Whatever you do for the least...

You may give them your love but not your thoughts,
For they have their own thoughts.
You may house their bodies but not their souls,
For their souls dwell in the house of tomorrow,
which you cannot visit, not even in your dreams.
You may strive to be like them,
but seek not to make them like you.
For life goes not backward nor tarries with yesterday.

You are the bows from which your children
as living arrows are sent forth.
The archer sees the mark upon the path of the infinite,
and He bends you with His might
that His arrows may go swift and far.

Let your bending in the archer's hand be for gladness;
For even as He loves the arrow that flies,
so He loves also the bow that is stable.

~ Khalil Gabran, the Lebanese American author, On Children, 1923 ~

My bow bends so far in these early days of a semester. My thoughts fly quickly and frequently to the duties of school, newly resumed, and seemingly so pressing. One class this semester calls for a hearty dose of self-reflection, and today one student spoke about how her children's interruptions remind her what is really important in life. I find this humbling, and wish I could say so myself. As it is, I find school so infinitely more interesting, noble, and worthy of consumption of my time (keep in mind I often speak tongue-in-cheek) than the more mundane, laborious, continuous work of raising children. I feel, at times, that it is a bit ridiculous that God gave me a brain for research and science, and now I am teaching sums, reading, phonics, taking dictation from a 6 year old (and all that is ignoring the mono-syllabic communication with my youngest). I remember pondering this same conundrum when wiping some unrelated child's behind for the 100th time in a shift: seriously, why is it that my scientific mind is reduced to such a task? Yet, the wiping of the behind was infinitely more important to that one child than all the research in the world at that moment.

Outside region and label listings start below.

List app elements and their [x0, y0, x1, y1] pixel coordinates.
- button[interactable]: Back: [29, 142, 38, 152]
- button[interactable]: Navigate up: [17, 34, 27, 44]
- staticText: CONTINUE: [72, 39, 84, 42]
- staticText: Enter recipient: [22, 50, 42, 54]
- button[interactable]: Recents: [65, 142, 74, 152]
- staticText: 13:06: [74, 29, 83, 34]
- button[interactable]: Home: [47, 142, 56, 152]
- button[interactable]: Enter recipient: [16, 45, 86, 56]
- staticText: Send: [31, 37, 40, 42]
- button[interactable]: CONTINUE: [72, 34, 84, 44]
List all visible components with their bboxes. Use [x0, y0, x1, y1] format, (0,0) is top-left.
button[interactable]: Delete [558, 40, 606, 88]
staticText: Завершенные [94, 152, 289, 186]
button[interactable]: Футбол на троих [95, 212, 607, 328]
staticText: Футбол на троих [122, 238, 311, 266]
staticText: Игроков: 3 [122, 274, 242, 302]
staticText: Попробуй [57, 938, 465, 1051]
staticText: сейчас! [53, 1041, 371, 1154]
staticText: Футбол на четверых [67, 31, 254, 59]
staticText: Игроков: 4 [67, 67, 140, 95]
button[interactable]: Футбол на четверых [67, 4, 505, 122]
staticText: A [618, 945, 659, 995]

In the gifting of these children from my womb, God has spoken loud and clear. Behold, children are a gift of the LORD, The fruit of the womb is a reward. (Psalm 127:3) The trick is learning to drink the blessed cup that is offered. As in every stage of life, there is always a pasture that appears greener, more desirable. For me, in this time, it is often uninterrupted intellectual thought, or perhaps even an intellectual conversation with someone (!!), uninterrupted. Yet He has me walking this balance beam of school, work, children. Writing, grants, article to read; children, diapers, piles of unfolded laundry, dishes standing dirty in my sink. I have to take the dirt along with the intellectual polish.

"The King will reply, 'I tell you the truth, whatever you did for one of the least of these brothers of mine, you did for me.' (Matthew 24:40) While I can make the stretch and say that my research is like the trunk of the tree, with branches spreading help to many of the "least of these" for perhaps decades or centuries to come. Yet, it is so much more obvious that the least of these are the children around my knees, pulling on my arms and begging my attention when I would rather be devoting it elsewhere.

John Piper tweeted, on October 20th, 2008 (rather ironically, I thought), that one of the great uses of Twitter and Facebook will be to prove at the Last Day that prayerlessness was not from lack of time. I pray that my research does not prove the same thing. I pray it is but a parallel line in the story of how a faithful servant brought glory to the King she serves.

Also culled from Piper's Twitter, yesterday:
First this. Then coronation.The crown has fallen from our head; woe to us, for we have sinned!” (Lamentations 5:16).